According to the present invention, the configuration of the restart circuit as shown in FIG. 3 eliminates the connection with the high voltage portion of the switching element, and the structure which is not affected by the power surge or the like can be realized. , Furthermore, the circuit configuration is simplified,
Reliability can also be improved.

[Brief description of drawings]

FIG. 1 is a block diagram showing a circuit configuration of the present invention.

FIG. 2 is a circuit diagram showing a configuration of an inverter power supply device for a microwave oven.

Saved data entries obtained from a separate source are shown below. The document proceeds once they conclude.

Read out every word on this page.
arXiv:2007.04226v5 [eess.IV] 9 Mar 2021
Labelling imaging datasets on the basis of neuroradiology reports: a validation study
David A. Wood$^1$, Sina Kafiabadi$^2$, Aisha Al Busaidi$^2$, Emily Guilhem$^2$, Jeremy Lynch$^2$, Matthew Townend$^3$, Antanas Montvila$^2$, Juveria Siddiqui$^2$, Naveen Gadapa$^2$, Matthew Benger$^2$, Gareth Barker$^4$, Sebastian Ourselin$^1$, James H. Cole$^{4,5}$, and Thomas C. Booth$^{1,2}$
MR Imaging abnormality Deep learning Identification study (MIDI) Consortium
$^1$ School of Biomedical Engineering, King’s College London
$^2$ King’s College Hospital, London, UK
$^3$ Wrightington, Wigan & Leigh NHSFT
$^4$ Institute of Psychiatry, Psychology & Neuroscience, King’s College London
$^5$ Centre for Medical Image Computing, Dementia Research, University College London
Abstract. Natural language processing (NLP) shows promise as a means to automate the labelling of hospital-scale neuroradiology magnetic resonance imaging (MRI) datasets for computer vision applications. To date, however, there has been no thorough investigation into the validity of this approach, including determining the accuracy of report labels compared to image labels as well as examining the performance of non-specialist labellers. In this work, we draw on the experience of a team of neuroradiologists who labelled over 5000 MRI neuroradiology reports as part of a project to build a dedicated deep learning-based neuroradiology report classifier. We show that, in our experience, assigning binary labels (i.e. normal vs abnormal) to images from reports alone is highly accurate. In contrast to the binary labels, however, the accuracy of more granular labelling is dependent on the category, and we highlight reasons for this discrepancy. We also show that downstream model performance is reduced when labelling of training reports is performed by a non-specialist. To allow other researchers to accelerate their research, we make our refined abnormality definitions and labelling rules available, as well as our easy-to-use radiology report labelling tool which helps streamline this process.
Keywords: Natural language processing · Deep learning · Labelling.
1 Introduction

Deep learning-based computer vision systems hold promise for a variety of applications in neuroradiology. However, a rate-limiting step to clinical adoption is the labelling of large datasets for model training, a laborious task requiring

FIG. 3 is a circuit diagram showing an embodiment of a restart circuit of the present invention.

FIG. 4 is a circuit diagram showing a configuration of a conventional restart circuit.

[Explanation of symbols]

 1 Rectification / Smoothing Circuit 2 Inverter Circuit 3 ON Signal Generation Circuit 4 OFF Signal Generation Circuit 5 Drive Circuit 6 Start Circuit 7 Restart Circuit (Example of the Present Invention) 8 Restart Circuit (Conventional Example)

Claims (1)

[Claims] 1. A rectifying / smoothing circuit for full-wave rectifying a commercial power source to convert it into DC power, an inverter circuit for converting the converted DC power into high-frequency high power for driving a magnetron for a microwave oven, and a rectifier.・ Charging the current obtained by using the DC power from the smoothing circuit as a low voltage source
An on / off signal generation circuit that generates timing by discharging and generates an on / off signal, a drive circuit that drives the switching element of the inverter circuit by the generated on / off signal, and a start when starting the inverter circuit A start circuit that generates a start signal to oscillate the on / off signal generation circuit when a switch is activated or an electric signal is input, and the power supply voltage is turned on after the commercial power is restored from the oscillation stop of the inverter circuit when the commercial power is cut・ Re-start the inverter circuit by detecting from a low voltage source of DC power supplied to the off signal generation circuit and controlling the generated electric signal to the start circuit to generate a start signal. An inverter power supply device for a microwave oven, which is provided with a starting circuit.